The changing face of the Brazilian produce market
Brazil's buying power has risen in recent years with a strong currency and growing economy, albeit at a slower rate than its BRIC (Brazil, Russia, India and China) peers. The number of fast food outlets and cases of obesity are on the rise, while per capita fruit consumption of 60-65kg (132-143lbs) is less than half the level of the European Union. With a large gap for potential, the Produce Marketing Association (PMA) Global Development Committee held a meeting in Sao Paulo in April to discuss how opportunities could be tapped. PMA Global Business Development vice president Nancy Tucker gives www.freshfruitportal.com a run-down of the key points raised.
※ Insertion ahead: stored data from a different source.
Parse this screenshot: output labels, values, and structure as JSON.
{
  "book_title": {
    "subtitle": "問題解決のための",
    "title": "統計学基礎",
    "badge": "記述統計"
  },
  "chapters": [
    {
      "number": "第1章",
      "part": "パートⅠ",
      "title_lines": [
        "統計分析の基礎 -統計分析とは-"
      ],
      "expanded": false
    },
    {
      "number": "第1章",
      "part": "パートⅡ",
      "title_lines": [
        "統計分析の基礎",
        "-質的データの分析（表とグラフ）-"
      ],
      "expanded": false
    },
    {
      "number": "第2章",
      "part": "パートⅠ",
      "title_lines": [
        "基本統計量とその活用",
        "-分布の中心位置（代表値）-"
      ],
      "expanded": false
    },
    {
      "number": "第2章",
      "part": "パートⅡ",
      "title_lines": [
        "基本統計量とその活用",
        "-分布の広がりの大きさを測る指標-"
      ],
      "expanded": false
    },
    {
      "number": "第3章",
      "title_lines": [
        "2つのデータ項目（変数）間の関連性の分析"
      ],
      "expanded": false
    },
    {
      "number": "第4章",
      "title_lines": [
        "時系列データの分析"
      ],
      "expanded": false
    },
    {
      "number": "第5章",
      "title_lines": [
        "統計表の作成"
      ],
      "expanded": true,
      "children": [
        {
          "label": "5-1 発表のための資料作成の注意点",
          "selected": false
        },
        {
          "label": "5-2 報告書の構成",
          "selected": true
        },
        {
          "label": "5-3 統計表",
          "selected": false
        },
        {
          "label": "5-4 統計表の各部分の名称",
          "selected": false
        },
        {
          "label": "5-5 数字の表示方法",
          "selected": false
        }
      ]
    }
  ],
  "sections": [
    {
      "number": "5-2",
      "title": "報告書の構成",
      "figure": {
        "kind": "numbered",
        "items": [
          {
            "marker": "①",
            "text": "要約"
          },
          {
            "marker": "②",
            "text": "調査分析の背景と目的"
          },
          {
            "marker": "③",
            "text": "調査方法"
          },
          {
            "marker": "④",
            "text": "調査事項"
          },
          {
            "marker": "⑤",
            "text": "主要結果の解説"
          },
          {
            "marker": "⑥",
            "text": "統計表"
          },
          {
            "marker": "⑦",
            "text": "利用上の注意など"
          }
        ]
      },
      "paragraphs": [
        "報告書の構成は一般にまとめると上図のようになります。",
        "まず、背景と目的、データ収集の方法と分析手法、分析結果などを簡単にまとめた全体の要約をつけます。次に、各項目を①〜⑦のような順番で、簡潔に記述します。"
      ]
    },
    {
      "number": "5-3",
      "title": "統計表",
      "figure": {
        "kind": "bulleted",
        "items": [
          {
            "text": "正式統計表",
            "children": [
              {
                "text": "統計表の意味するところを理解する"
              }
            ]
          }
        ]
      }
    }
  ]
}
Tucker says there are more boutique and specialty stores popping up in Brazil with some large stores scaling down in size, while supermarkets hold around half the total food market in major metropolitan areas.
"For Brazil as a whole, supermarkets are still estimated to only make up around 20% of the fruit and vegetable market, although there is no specific data as there is very little government measuring of fruit production or consumption," she says.
"In the north you have a more informal market and cold chain infrastructure is lacking. In Sao Paulo consumers are more health-oriented, with juice consumption on the rise at the expense of soda for example.
"In Brazil it is important to understand how the retail sector is changing - firstly, street markets are declining in popularity as consumers are becoming more time poor and looking for convenience."
She adds the chains have been increasing quality and are becoming more competitive.
"You have two main retail models, divided up between the big retailers who tend to have their own infrastructure for imports so only low volume products come from importers, while secondly there are the small retail chains.
"In the last five years there has been a big increase in imports. One major retail chain has been growing by double digits."
The competitive environment for suppliers
In terms of foreign suppliers, Tucker says the U.S. is decreasing as a source of imports in Brazil, while Spain is on the up.
"The European Union has a big advantage in freight costs, with a shorter transit time of 5-14 days versus 30 days for the U.S.
"Spain and Uruguay are good sources of citrus for the Brazilian market and pears from the U.S. Northwest are still popular," she says.
"There are increasing imports from Chile and Argentina, supplying apples to the market along with European suppliers. People in the industry say that sometimes it is cheaper to bring fruit by ship from the E.U. than from Chile by truck."
Tucker emphasizes Brazil's food safety situation is both a challenge and an opportunity.
"Food safety is not a focus in the Brazilian media, there is little identification or publicity of any problems and consumers' approach to traceability is more about curiosity than concern.
"Meanwhile the government is more focused on food safety for exports but not as much for the local market - 60% of farmers are small growers so certification is difficult.
"The local emphasis on food safety is very much being driven by the big chains, who often conduct field visits, while these larger companies are putting pressure on regional supermarket association in terms of traceability and food safety."